На следующее утро после того как мы с Клер сначала узрели его, развалившегося и клевавшего носом в лондонском поезде, а затем, проходя по улицам нашего опустевшего города, услышали позади шаги, его шаги, как нам подумалось, Клер Бейз безмятежно читала газету, когда я вошел к ней в кабинет на Катт-стрит за двадцать минут до условленного времени. (Она отворила дверь, заложив пальцем страницу. Не поцеловала меня.) У нее был такой вид, словно она вполне выспалась, а я всю ночь почти не смыкал глаз, так что не смог подыскать вводных формулировок, перед тем как задать вопрос, который задавал себе много-много раз в течение бессонной ночи (сказала она Теду или не сказала о том, что вчера ночью была в Рединге).
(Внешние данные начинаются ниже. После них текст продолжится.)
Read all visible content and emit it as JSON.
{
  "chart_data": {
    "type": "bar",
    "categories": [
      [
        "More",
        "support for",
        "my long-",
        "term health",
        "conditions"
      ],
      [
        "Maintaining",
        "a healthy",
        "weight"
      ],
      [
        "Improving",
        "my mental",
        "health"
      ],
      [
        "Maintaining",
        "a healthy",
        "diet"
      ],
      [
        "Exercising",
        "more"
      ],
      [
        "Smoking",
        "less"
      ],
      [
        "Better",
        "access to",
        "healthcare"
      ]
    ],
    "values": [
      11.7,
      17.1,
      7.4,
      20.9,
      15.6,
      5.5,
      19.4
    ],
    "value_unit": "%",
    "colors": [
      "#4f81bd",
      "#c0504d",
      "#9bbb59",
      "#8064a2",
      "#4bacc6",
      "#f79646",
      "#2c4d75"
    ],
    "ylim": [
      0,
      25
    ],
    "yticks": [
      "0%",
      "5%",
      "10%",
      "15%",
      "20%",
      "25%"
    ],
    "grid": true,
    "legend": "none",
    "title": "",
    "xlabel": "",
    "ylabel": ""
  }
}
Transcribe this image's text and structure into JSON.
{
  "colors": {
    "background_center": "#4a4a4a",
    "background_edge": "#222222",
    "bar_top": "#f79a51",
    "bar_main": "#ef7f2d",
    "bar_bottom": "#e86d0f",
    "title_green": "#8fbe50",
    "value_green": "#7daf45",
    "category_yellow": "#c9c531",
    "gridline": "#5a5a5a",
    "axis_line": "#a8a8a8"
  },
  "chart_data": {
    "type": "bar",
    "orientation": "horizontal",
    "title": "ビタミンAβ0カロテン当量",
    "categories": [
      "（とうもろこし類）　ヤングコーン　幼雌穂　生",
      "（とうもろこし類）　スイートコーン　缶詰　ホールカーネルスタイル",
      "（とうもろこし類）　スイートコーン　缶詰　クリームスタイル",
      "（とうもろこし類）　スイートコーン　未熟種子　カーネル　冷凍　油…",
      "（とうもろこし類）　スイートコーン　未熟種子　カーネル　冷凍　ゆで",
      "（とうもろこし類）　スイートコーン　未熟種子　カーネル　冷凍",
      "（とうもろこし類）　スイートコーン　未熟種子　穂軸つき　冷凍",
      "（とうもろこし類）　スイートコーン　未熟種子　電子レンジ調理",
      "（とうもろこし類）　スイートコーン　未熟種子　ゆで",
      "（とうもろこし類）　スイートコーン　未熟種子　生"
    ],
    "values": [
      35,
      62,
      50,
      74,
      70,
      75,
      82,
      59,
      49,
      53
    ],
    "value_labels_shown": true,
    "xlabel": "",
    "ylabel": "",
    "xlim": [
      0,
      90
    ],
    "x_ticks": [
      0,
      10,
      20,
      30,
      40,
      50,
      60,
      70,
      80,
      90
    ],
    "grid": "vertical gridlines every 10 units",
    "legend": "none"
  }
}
– Разумеется, нет, да он и не спрашивал.
– Ты с ума сошла. Тем хуже. Если еще не знает, непременно узнает от Рука.
– От самого Рука не узнает. Они едва знакомы.
– Здесь все едва знакомы друг с другом, но это никому не мешает заговаривать с кем попало в любое время и выкладывать все, что взбредет в голову. Этому Руку достаточно было просто встретить Теда сегодня утром в коридоре либо на улице. «Да, кстати, передайте супруге, что я собрался вчера вечером предложить ей место в моем такси, довезти от вокзала до дома. Мы приехали в одном и том же вагоне из Рединга, но она вышла так быстро, что я не успел предложить. Как бы то ни было, полагаю, ее проводил наги испанский кабальеро. Он прекрасно воспитан, этот испанский кабальеро, нам случалось перекидываться парой фраз». Вполне достаточно, чтобы заготовить список вопросов, и не знаю, как ты ответишь.
– Какие вопросы? Тед редко задает вопросы. Ждет, чтобы я сама рассказала. Можно не беспокоиться.